日本のクリスマスはいつから始まった?特徴や風習、外国との違いは?

12月25日はクリスマス。街中がクリスマスモードになり、楽しみにしている人も多いでしょう。海外とは異なり、日本のクリスマスは独特です。いつから日本独自のクリスマスを楽しむようになったのでしょうか。日本独特のクリスマスの始まりと、クリスマスの起源、また海外との違いも見てみましょう。

日本のクリスマスの歴史

日本にはいつごろクリスマスの文化が渡来し、広がったのでしょうか。その歴史を見てみましょう。

伝来したのは16世紀

日本で初めてクリスマス関係の行事が行われたのは、1521(天文21)年。周防国山口(現在の山口県山口市)で、フランシスコ・ザビエルとともに日本を訪れたコスメ・デ・トーレスが、降誕祭を行ったとされています。

その後江戸幕府の禁教令によりキリスト教は禁止され、クリスマス文化も途絶えます。隠れキリシタンもいましたが、クリスマスが行われていたかまでは分かっていません。例外として、長崎の出島に出入りするオランダ人は、「冬至祭り」と称してクリスマスを祝っていたといいます。

広まり始めたのは明治以降

1900(明治33)年、銀座に明治座が進出し、クリスマスの売り出しを始めました。このクリスマス商戦をきっかけに、次第に庶民の間にもクリスマスが広がっていきます。

日本型クリスマスの歴史(視点・論点)」(NHK 解説委員室)によると、1906年の新聞広告にはサンタクロースが登場。このころから一般家庭でもクリスマスプレゼントを贈る風習が広まってきているのが分かります。1910年(明治43年)には不二家がクリスマスケーキを販売しました。
キリスト教徒でなくともクリスマスを祝うという風習は明治終わりに定着。大正時代には児童向け雑誌の12月号で、クリスマスにまつわる話も入りました。

昭和初期~第二次世界大戦前のクリスマス

明治になってから、天皇誕生日だけでなく、天皇崩御日も祝日でした。1926(大正15)年12月25日に大正天皇が崩御し、1927(昭和2)年から12月25日が祝日となりました。これを機に大人も楽しむようになり、クリスマスが定着します。

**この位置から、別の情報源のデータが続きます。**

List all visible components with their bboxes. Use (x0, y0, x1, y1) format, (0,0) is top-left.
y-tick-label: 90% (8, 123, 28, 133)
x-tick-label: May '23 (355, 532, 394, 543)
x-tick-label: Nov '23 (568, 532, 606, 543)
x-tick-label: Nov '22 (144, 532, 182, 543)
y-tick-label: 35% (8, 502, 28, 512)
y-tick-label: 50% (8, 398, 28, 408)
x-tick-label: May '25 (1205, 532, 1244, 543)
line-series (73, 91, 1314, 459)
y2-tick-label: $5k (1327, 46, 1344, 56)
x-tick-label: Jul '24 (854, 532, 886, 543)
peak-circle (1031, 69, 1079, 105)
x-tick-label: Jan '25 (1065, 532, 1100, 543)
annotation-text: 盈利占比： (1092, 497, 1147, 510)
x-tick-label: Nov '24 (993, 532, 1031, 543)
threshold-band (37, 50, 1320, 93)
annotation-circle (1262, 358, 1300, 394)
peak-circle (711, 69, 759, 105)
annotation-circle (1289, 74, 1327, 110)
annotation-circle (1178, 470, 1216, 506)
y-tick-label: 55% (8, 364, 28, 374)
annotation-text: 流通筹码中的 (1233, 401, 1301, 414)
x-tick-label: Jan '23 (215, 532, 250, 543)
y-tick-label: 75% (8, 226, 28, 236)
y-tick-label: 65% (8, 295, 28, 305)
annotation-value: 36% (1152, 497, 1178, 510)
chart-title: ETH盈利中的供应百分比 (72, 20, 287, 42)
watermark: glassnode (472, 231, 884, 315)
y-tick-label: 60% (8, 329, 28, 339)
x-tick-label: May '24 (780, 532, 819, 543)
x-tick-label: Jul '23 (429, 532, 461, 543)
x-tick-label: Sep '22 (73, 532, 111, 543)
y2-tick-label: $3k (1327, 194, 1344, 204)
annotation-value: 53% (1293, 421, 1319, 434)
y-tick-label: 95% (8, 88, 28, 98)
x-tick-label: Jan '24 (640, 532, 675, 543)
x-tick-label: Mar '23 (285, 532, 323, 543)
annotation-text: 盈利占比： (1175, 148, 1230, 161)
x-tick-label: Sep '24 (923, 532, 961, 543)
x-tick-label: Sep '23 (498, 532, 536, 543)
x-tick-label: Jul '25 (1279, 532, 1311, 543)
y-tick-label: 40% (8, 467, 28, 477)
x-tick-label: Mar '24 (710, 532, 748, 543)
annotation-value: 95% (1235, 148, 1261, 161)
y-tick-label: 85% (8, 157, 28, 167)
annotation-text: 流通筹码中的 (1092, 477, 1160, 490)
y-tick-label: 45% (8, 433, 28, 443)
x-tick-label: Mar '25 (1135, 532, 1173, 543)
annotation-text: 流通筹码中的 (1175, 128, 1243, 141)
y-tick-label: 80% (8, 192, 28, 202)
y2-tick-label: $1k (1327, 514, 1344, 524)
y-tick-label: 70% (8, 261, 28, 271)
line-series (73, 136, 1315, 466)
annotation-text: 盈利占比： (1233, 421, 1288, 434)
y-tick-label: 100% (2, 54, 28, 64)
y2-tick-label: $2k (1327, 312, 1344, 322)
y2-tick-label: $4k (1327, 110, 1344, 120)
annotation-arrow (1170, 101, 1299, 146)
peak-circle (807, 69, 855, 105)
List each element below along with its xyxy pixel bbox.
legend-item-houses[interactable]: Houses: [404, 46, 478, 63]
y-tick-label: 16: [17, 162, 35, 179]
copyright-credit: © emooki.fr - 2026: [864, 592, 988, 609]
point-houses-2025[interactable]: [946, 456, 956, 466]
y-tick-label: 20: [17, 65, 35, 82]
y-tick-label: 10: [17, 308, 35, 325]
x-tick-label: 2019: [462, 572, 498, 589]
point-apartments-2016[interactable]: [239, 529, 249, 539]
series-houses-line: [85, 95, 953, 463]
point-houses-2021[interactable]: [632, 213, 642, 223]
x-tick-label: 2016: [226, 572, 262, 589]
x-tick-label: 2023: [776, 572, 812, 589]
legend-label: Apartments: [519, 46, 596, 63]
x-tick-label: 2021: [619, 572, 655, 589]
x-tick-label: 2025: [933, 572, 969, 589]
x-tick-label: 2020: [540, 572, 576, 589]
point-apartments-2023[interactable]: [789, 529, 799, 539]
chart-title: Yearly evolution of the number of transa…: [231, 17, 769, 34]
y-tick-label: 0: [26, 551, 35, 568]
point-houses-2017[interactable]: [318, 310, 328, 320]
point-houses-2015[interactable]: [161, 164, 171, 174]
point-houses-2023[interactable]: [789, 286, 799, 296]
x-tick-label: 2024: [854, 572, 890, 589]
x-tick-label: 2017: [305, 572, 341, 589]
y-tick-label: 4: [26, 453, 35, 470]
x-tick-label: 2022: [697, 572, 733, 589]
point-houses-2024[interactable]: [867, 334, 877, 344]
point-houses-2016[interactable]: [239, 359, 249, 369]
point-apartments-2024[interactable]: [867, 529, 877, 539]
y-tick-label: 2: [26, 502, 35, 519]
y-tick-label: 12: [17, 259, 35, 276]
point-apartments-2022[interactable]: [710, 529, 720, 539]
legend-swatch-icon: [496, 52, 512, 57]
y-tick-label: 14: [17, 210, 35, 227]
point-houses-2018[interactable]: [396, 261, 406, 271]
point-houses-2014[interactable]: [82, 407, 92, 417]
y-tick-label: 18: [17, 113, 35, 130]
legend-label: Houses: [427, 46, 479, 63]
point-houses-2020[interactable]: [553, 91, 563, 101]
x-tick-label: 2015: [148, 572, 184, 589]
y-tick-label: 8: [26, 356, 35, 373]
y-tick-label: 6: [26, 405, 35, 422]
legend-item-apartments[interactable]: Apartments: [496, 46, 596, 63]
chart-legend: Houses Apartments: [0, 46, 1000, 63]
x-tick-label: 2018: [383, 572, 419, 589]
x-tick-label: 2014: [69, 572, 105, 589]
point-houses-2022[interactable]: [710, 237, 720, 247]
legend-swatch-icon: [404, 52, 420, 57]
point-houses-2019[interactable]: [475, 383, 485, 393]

カフェや喫茶店では店員がクリスマス衣装を着て、クリスマスメニューを提供するようになりました。1930(昭和5)年ごろになると、大人もクリスマスを騒いで楽しむ様子が報道されるように。「日本型クリスマスの歴史(視点・論点)」(NHK 解説委員室)によると、1931(昭和6)年には「クリスマスイブを踊り抜く」という見出しがあります。写真からは帝国ホテルで大人たちが三角帽子をかぶったり、ダンスをする様子が見て取れます。

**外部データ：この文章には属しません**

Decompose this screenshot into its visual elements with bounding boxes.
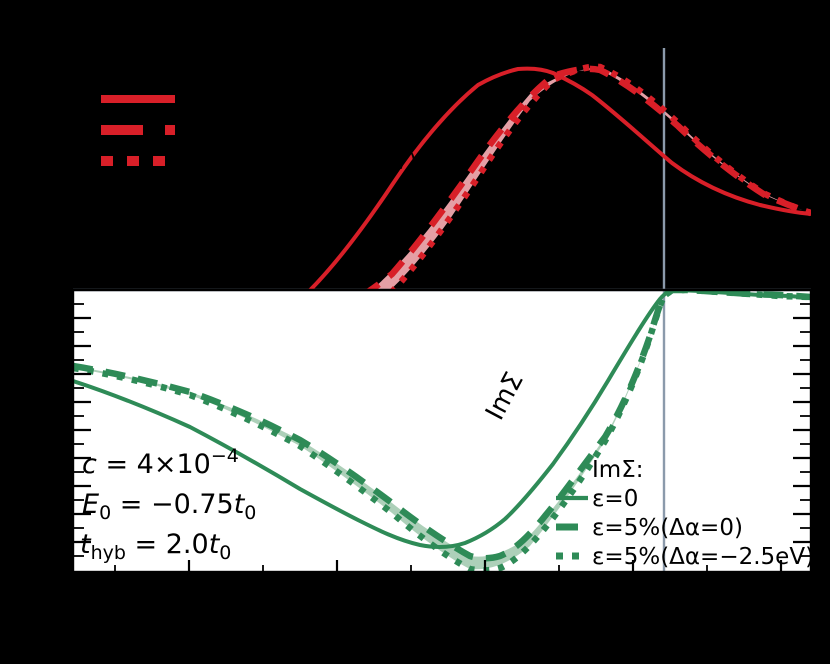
param-concentration: c = 4×10−4 — [82, 445, 239, 480]
legend-re-sigma-item-dashed[interactable]: ε=5%(Δα=0) — [101, 118, 346, 144]
legend-im-sigma-item-dashed[interactable]: ε=5%(Δα=0) — [556, 515, 743, 541]
legend-im-sigma-label-2: ε=5%(Δα=−2.5eV) — [592, 544, 814, 570]
y-axis-minor-ticks — [73, 303, 84, 557]
y-axis-right-major-ticks — [793, 316, 811, 544]
parameter-text-block: c = 4×10−4 E0 = −0.75t0 thyb = 2.0t0 — [80, 445, 256, 564]
legend-im-sigma-label-1: ε=5%(Δα=0) — [592, 515, 743, 541]
curve-re-sigma-dotted — [389, 63, 811, 290]
legend-im-sigma-item-dotted[interactable]: ε=5%(Δα=−2.5eV) — [556, 544, 814, 570]
legend-re-sigma-label-0: ε=0 — [195, 87, 241, 113]
legend-im-sigma: ImΣ: ε=0 ε=5%(Δα=0) ε=5%(Δα=−2.5eV) — [556, 457, 814, 570]
x-axis-major-ticks — [187, 560, 783, 572]
y-axis-right-minor-ticks — [800, 303, 811, 557]
axis-frame — [71, 288, 813, 574]
y-axis-major-ticks — [73, 316, 91, 544]
legend-im-sigma-item-solid[interactable]: ε=0 — [556, 486, 638, 512]
param-hybridization: thyb = 2.0t0 — [80, 529, 231, 564]
legend-re-sigma-item-dotted[interactable]: ε=5%(Δα=−2.5eV) — [101, 149, 417, 175]
curve-im-sigma-solid — [73, 290, 811, 550]
x-axis-minor-ticks — [114, 565, 708, 572]
legend-re-sigma: ReΣ: ε=0 ε=5%(Δα=0) ε=5%(Δα=−2.5eV) — [101, 58, 417, 175]
curve-im-sigma-dashed — [73, 290, 811, 562]
re-sigma-curves — [307, 63, 811, 290]
legend-re-sigma-label-1: ε=5%(Δα=0) — [195, 118, 346, 144]
legend-re-sigma-item-solid[interactable]: ε=0 — [101, 87, 241, 113]
legend-re-sigma-title: ReΣ: — [195, 58, 246, 84]
curve-re-sigma-dashed — [364, 65, 811, 290]
param-onsite-energy: E0 = −0.75t0 — [82, 489, 256, 524]
legend-im-sigma-label-0: ε=0 — [592, 486, 638, 512]
legend-re-sigma-label-2: ε=5%(Δα=−2.5eV) — [195, 149, 417, 175]
curve-re-sigma-solid — [307, 66, 811, 290]
legend-im-sigma-title: ImΣ: — [592, 457, 643, 483]
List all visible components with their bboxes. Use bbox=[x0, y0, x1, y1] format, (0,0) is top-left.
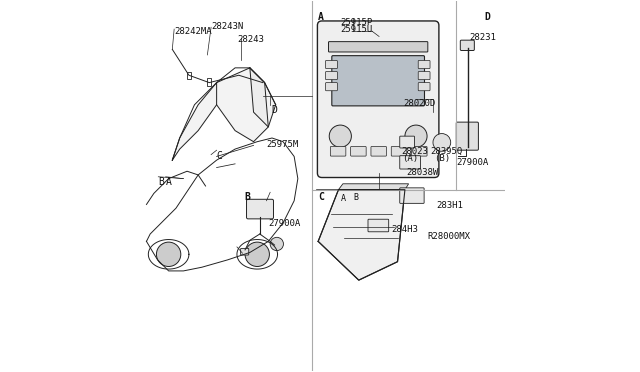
Text: A: A bbox=[340, 194, 346, 203]
FancyBboxPatch shape bbox=[326, 61, 337, 68]
Text: 28038W: 28038W bbox=[407, 168, 439, 177]
FancyBboxPatch shape bbox=[371, 147, 387, 156]
FancyBboxPatch shape bbox=[317, 21, 439, 177]
FancyBboxPatch shape bbox=[351, 147, 366, 156]
Polygon shape bbox=[250, 68, 276, 127]
Text: 28243N: 28243N bbox=[211, 22, 243, 31]
Polygon shape bbox=[318, 190, 405, 280]
Bar bbox=[207, 78, 211, 86]
Text: B: B bbox=[353, 193, 358, 202]
Circle shape bbox=[156, 242, 181, 266]
FancyBboxPatch shape bbox=[418, 83, 430, 91]
Polygon shape bbox=[216, 68, 268, 142]
Text: R28000MX: R28000MX bbox=[427, 232, 470, 241]
FancyBboxPatch shape bbox=[400, 156, 420, 169]
FancyBboxPatch shape bbox=[326, 71, 337, 80]
FancyBboxPatch shape bbox=[460, 40, 474, 51]
FancyBboxPatch shape bbox=[241, 248, 249, 255]
Text: C: C bbox=[318, 192, 324, 202]
FancyBboxPatch shape bbox=[400, 136, 415, 148]
Circle shape bbox=[270, 237, 284, 251]
Circle shape bbox=[405, 125, 427, 147]
FancyBboxPatch shape bbox=[326, 83, 337, 91]
Text: 25915U: 25915U bbox=[340, 25, 372, 34]
Circle shape bbox=[433, 134, 451, 151]
Text: (A): (A) bbox=[402, 154, 418, 163]
Text: 283H1: 283H1 bbox=[436, 201, 463, 210]
Text: 28242MA: 28242MA bbox=[174, 27, 212, 36]
FancyBboxPatch shape bbox=[246, 199, 273, 219]
Text: 28023: 28023 bbox=[401, 147, 428, 156]
FancyBboxPatch shape bbox=[412, 147, 427, 156]
FancyBboxPatch shape bbox=[391, 147, 407, 156]
FancyBboxPatch shape bbox=[456, 122, 478, 150]
Text: D: D bbox=[484, 13, 490, 22]
FancyBboxPatch shape bbox=[330, 147, 346, 156]
Text: B: B bbox=[158, 177, 164, 187]
FancyBboxPatch shape bbox=[418, 61, 430, 68]
Polygon shape bbox=[172, 83, 216, 160]
FancyBboxPatch shape bbox=[332, 56, 424, 106]
FancyBboxPatch shape bbox=[368, 219, 388, 232]
Text: (B): (B) bbox=[434, 154, 450, 163]
Text: 28231: 28231 bbox=[470, 33, 497, 42]
Circle shape bbox=[329, 125, 351, 147]
Text: 28395Q: 28395Q bbox=[431, 147, 463, 156]
FancyBboxPatch shape bbox=[418, 71, 430, 80]
Bar bbox=[187, 71, 191, 79]
FancyBboxPatch shape bbox=[328, 42, 428, 52]
Text: C: C bbox=[216, 151, 223, 161]
Text: B: B bbox=[244, 192, 250, 202]
Text: 25975M: 25975M bbox=[266, 140, 299, 149]
Text: 25915P: 25915P bbox=[340, 18, 372, 27]
FancyBboxPatch shape bbox=[400, 188, 424, 203]
Text: 27900A: 27900A bbox=[456, 158, 489, 167]
Text: 27900A: 27900A bbox=[268, 219, 301, 228]
Text: A: A bbox=[166, 177, 172, 187]
Circle shape bbox=[245, 242, 269, 266]
Polygon shape bbox=[339, 184, 408, 190]
Text: 28243: 28243 bbox=[237, 35, 264, 44]
Text: 28020D: 28020D bbox=[403, 99, 435, 108]
Text: D: D bbox=[271, 105, 277, 115]
Text: A: A bbox=[318, 13, 324, 22]
Text: 284H3: 284H3 bbox=[391, 225, 418, 234]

しかし、1937(昭和12)年に日中戦争が勃発。クリスマスに騒ぐことが禁じられ、第二次世界大戦中も継続されました。

第二次世界大戦後~現代

終戦後、1948(昭和23)年には11月上旬からクリスマスツリーが飾られるようになり、クリスマス商戦が始まります。この年7月20日には「国民の祝日に関する法律」が施行され、12月25日の大正天皇祭は祝日ではなくなりましたが、クリスマスそのものは盛大に祝われるようになりました。

1960~1970年代には、お父さんがクリスマスケーキやクリスマスプレゼントを買って帰る風習が定着。このころは子供のためのクリスマスのイメージが強くありました。

1980年以降は大人の男女が一緒に過ごす日という意味合いが強まり、1987年頃にはクリスマスはカップルが過ごすものというイメージが定着しました。現代では街中にイルミネーションが飾られたり、庭木に電飾を施す家庭も出てきているのはご存じの通りでしょう。

そもそもクリスマスの起源は?

そもそもクリスマスは「キリストのミサ」という意味。キリストの誕生を祝う日ですが、実はイエス・キリストの誕生日ではありません。聖書にはキリストの誕生日が書かれておらず、明確な誕生日は分かっていないのです。

12月25日をクリスマスとしている理由には諸説ありますが、ゲルマン人による冬至祭り「ユール」が起源する説が有力だとも言われています。